To everyone his priorities.


Which justifies the gridlock.


Certain ministers don?t want to leave, they fuss and campaign.


Certain people insist that they leave (which would open up some posts). They fuss, they campaign.


The political groups want the posts. They fuss, they campaign.


The members of parliament (when they are not building structures over the public way) want power and influence, they threaten, press, and deal.


As for President Préval (his silence during the elections becomes more understandable) he seems to have found at once an enemy and a mission: to blame the constitution and find reasons to tamper with it. With the complicity of the ?international community.?


However, it was not the constitution that voted in the bellicose legislators and those more interested in defending the interests of a clan or of themselves than those of their constituents. This certainly does not apply to all of the legislators, but does the nation have the time to find the rare pearl?


Even less did the constitution name the members of an executive branch that the majority of citizens find ineffective.


Even less did the constitution elect President Préval. The people elected him. And they did not elect him to use a text as a scapegoat. They elected him within the terms of the constitution to run a country. For more efficient state services. For a little more food on the table, for the right to live in peace, for the easing of social divisions.


It was according to the terms of the constitution that he took the oath of office, that he was photographed donning the presidential sash. The constitution was good enough for electing him but not good enough for governing with.


In this squalid imbroglio between the executive and the parliament, the constitution is only an unhappy instrument that one or the other of them uses so as not to do what the nation is paying them to do. And fool is he who would change it to gain some advantage.

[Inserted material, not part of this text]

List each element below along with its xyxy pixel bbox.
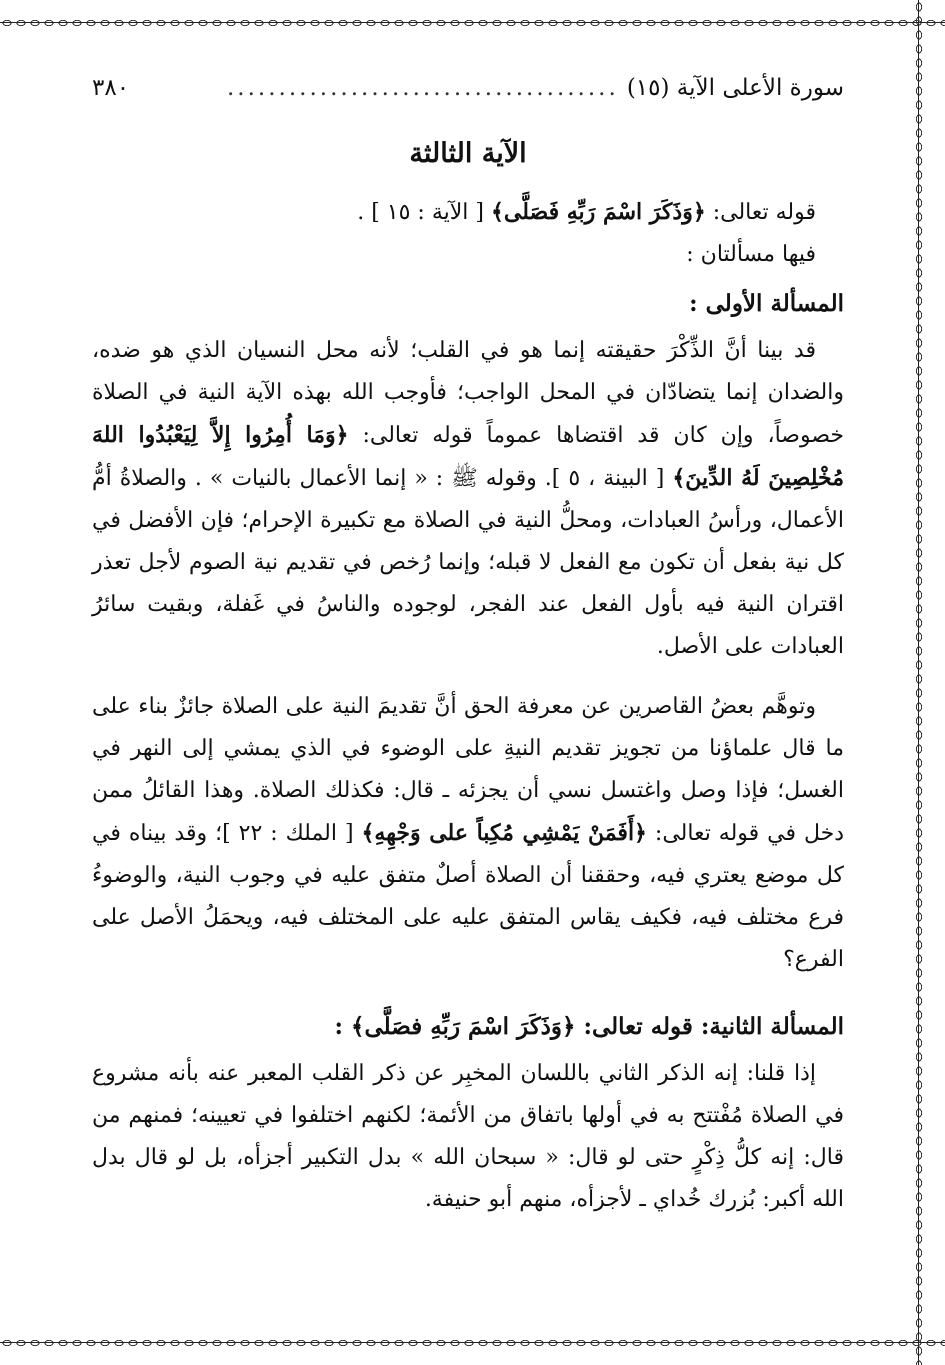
issue1-paragraph-1 [92,330,844,668]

All of them find in any passage grounds for neglect, bad faith, and desire for power. And with the same text, others could find another story.


What the Haitian nation is suffering from right now is not the vagaries of an imperfect text but the choice of its voters and its inability to force the Haitian politicians and the international community to prioritize its interests.


Undoubtedly the time will come to touch this imperfect text. But the text that emerges from the rewriting will not be perfect. And the time for a new imperfection has not come. The endless gridlock among the rulers driven by their priorities has in no case entitled them to hide behind the constitution.


The nation is not convinced that President Préval has done all that he was supposed to do for it. It is not convinced that parliament has done all that it was supposed to do. It is not convinced that the political parties did all they were supposed to do. But it is convinced of their expertise in the matter of creating gridlock. In this context, anyone who exerts himself to find in some text the reason for his failure is the most knavish of knaves. This is not the way for anyone to take who wants to live a quiet old age.


Before seeking excuses in a written text, all concerned (the executive, the parliament, the international community) should seek to convince the Haitian nation of their good faith.


But because of the gridlock, the struggles for power, they cannot do this. And if one cannot convince the Haitians of one?s good faith, how can one hope to convince them that some changes, erasures or amendments of the constitution could possibly serve their interest?


Serve whom?


Evidently, oneself.


Doesn?t all of this gridlock have one goal? To find a pretext to gain more power? In indifference to the problems of the population.